И он опять повел было речь о похищениях девушек и прочих ужасах, не выходивших у него из головы, но вдруг перебил сам себя:
«Постой! Здесь можно срезать дорогу!»
Мы свернули в какой-то двор, где ограда была снесена. Затем прошли вторым двором. Третьим. Не помню уж, сколько времени шли мы так. Да это и неважно. Несколько раз мы перелезали через заборы, взбирались на каменные стены. Собаки встречали нас лаем. Слышались испуганные голоса.
«А где мы сейчас? Что там — церковь или мечеть?» — с удивлением спросил я, когда мы оказались перед каким-то приземистым строением с низкими куполами.
«Да это хамам!»
«А что такое „хамам“? Сдается мне, я слышал это слово».

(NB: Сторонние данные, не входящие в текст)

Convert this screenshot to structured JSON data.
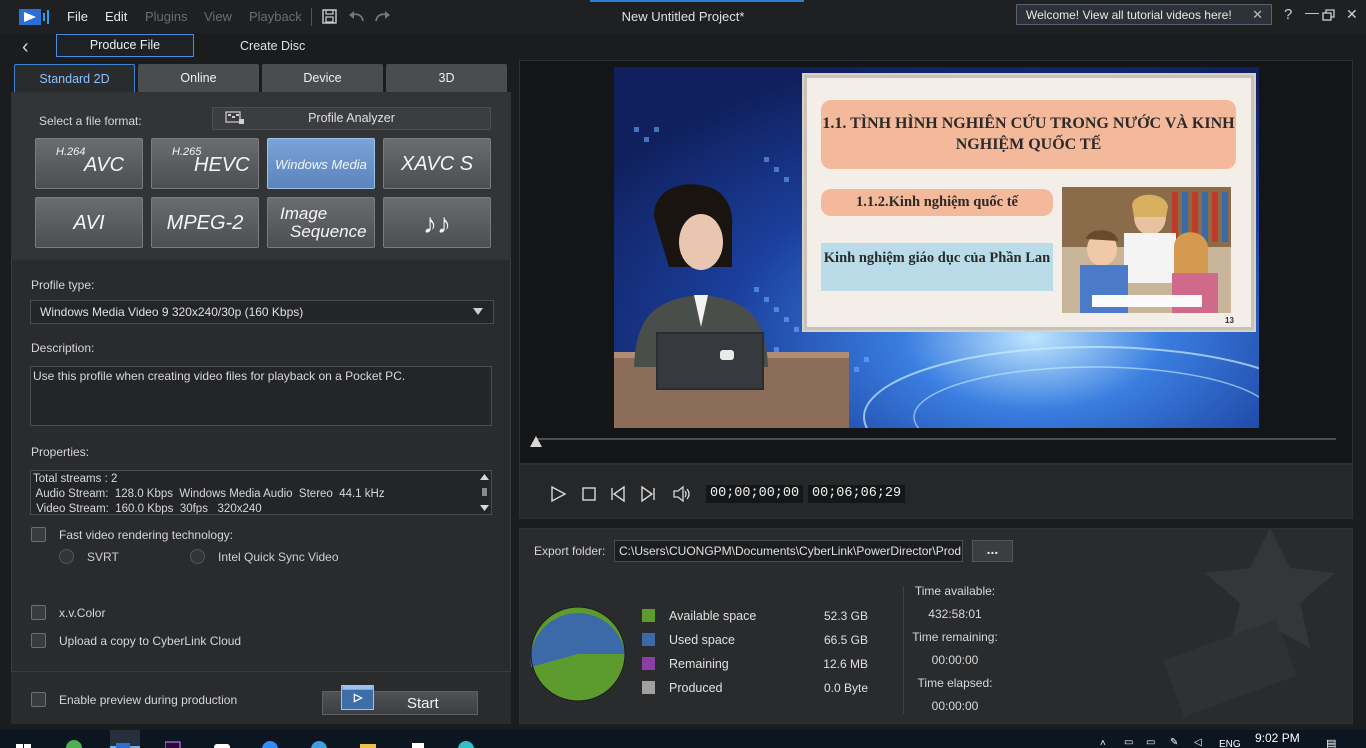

«Хамам — это по-турецки бани, мистер. Отсюда начинается турецкий квартал. Идем, идем, так будет короче».
«Через бани?!»
Дверь была незаперта — так в тех краях принято! И мы вступили в предбанник. А когда отворили внутреннюю дверь с тяжелыми гирями, нас обдало сыростью и удушающим запахом пота. Где-то журчала вода. Из окошек в своде струился холодный предутренний свет.

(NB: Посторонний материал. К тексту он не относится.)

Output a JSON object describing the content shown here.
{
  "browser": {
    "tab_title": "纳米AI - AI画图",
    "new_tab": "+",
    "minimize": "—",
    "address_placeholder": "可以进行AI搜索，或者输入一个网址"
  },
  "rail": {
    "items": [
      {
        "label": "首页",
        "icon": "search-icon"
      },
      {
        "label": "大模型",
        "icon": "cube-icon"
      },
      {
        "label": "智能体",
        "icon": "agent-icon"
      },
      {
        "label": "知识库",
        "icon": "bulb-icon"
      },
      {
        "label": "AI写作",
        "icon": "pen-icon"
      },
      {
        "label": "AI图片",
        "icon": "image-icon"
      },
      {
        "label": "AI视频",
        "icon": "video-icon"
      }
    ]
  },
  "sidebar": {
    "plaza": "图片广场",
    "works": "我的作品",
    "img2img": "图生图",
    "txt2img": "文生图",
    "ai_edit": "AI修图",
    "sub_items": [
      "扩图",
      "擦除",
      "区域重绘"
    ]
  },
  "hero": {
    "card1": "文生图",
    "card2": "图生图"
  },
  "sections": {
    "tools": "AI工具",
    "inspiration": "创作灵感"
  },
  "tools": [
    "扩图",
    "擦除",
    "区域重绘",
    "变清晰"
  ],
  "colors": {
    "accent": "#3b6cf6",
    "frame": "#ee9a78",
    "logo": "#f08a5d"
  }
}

Пока мы в полутьме обходили огромный каменный бассейн, где обычно нежатся в клубах пара турчанки (разумеется, молодые — о старухах никогда не думаешь), я невольно вспомнил «Турецкие бани» Энгра, доктор! Добавив, конечно, кое-что от себя, из прочитанного и услышанного — наше воображение, как известно, всегда бывает весьма щедрым. Мне слышались звонкие голоса, звяканье черпаков. Мерещились обнаженные тела. Даже мерзкий запах сырости преобразился в возбуждающее благоухание мускуса и амбры… Словом, передо мной предстало все то, что рисуется нашему воображению, едва заходит речь о Востоке. Не так ли, доктор? А минутой-двумя позже, когда мы вышли из задней двери и оказались в глухой улочке, когда из-за оград донеслись настоящие голоса настоящих турчанок, мое воображение облеклось в плоть и кровь, и я мог бы поклясться, что побывал в гареме какого-то паши. Глупые и сладостные мысли, но разве мысль остановишь! Передо мной возникали и балконы, и диваны со множеством подушек, бульканье кальяна и аромат роз, блестящие от кохюла очи — кохюлом там называют белладонну, наши дамы, вероятно, знают, каково ее действие на зрачки.